Callistemon serpentinus is known as the Wood’s Reef Bottlebrush and is an upright shrub that may reach a height of four metres. Our specimens are kept to a dense height of two metres by annual pruning. The bark is papery and flaking. Typical bottlebrush leaves average 40 millimetres long by five millimetres wide with visible oil dots.
Yellow flower spikes are about six centimetres long and appear in late spring and early summer. Flower spikes are both prominent and conspicuous. Their colour is not common in the palette of bottlebrush flower colours.
At one stage Callistemon serpentinus was moved to the Melaleucas and became known as Melaleuca serpentina. Due to some botanical uncertainty, the species is now back with the Callistemons.
Callistemon serpentinus is a rare bottlebrush that is found around the Barraba district of northern New South Wales. There is a population around the Wood’s Reef asbestos mine near Barraba. The species is found on serpentine soils; hence the species name.
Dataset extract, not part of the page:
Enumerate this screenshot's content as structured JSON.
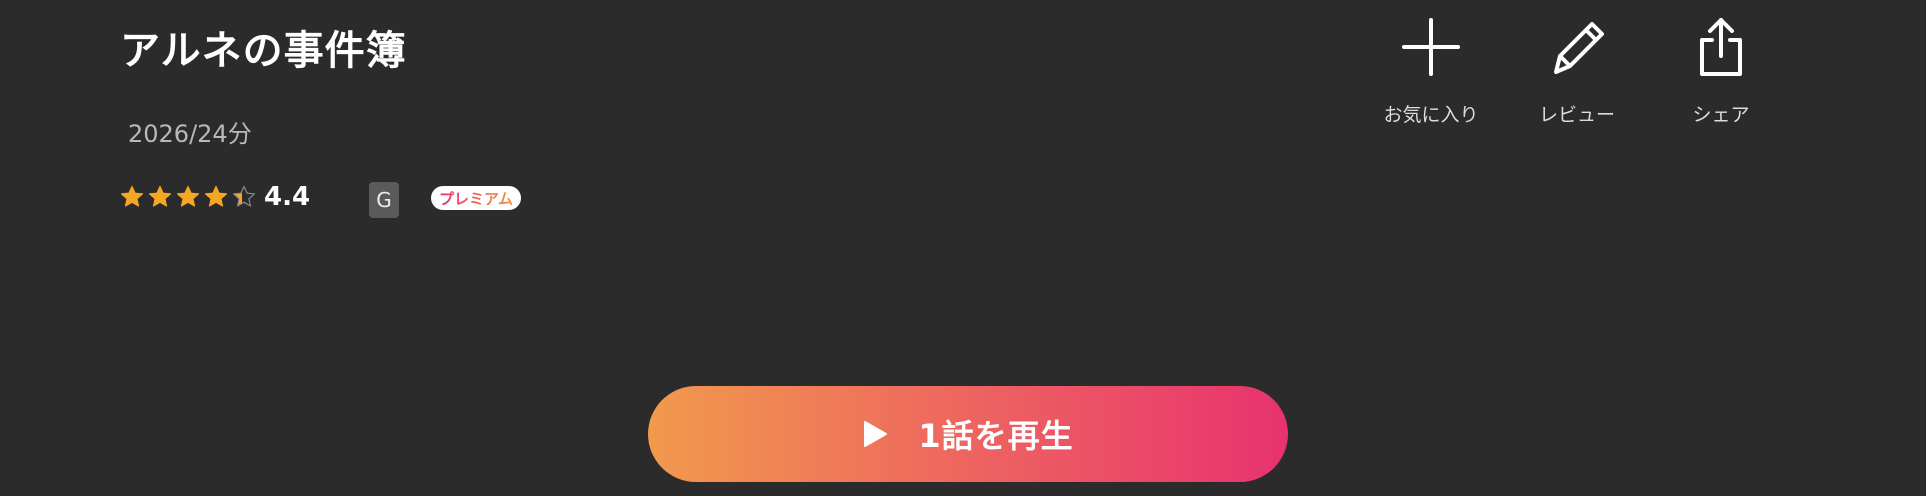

The Woods Reef Bottlebrush is considered vulnerable because populations are small and may be under threat from agricultural development. There is also a move to clean up the asbestos mine area and this may pose a threat to the species.
Callistemon serpentinus could be grown in hedges and screens together with other varieties.
Propagate from seed and cuttings. There is some evidence that Callistemons may hybridise. If grown with other varieties then propagation should be from cuttings. Cuttings will ensure that this attractive species comes true to type.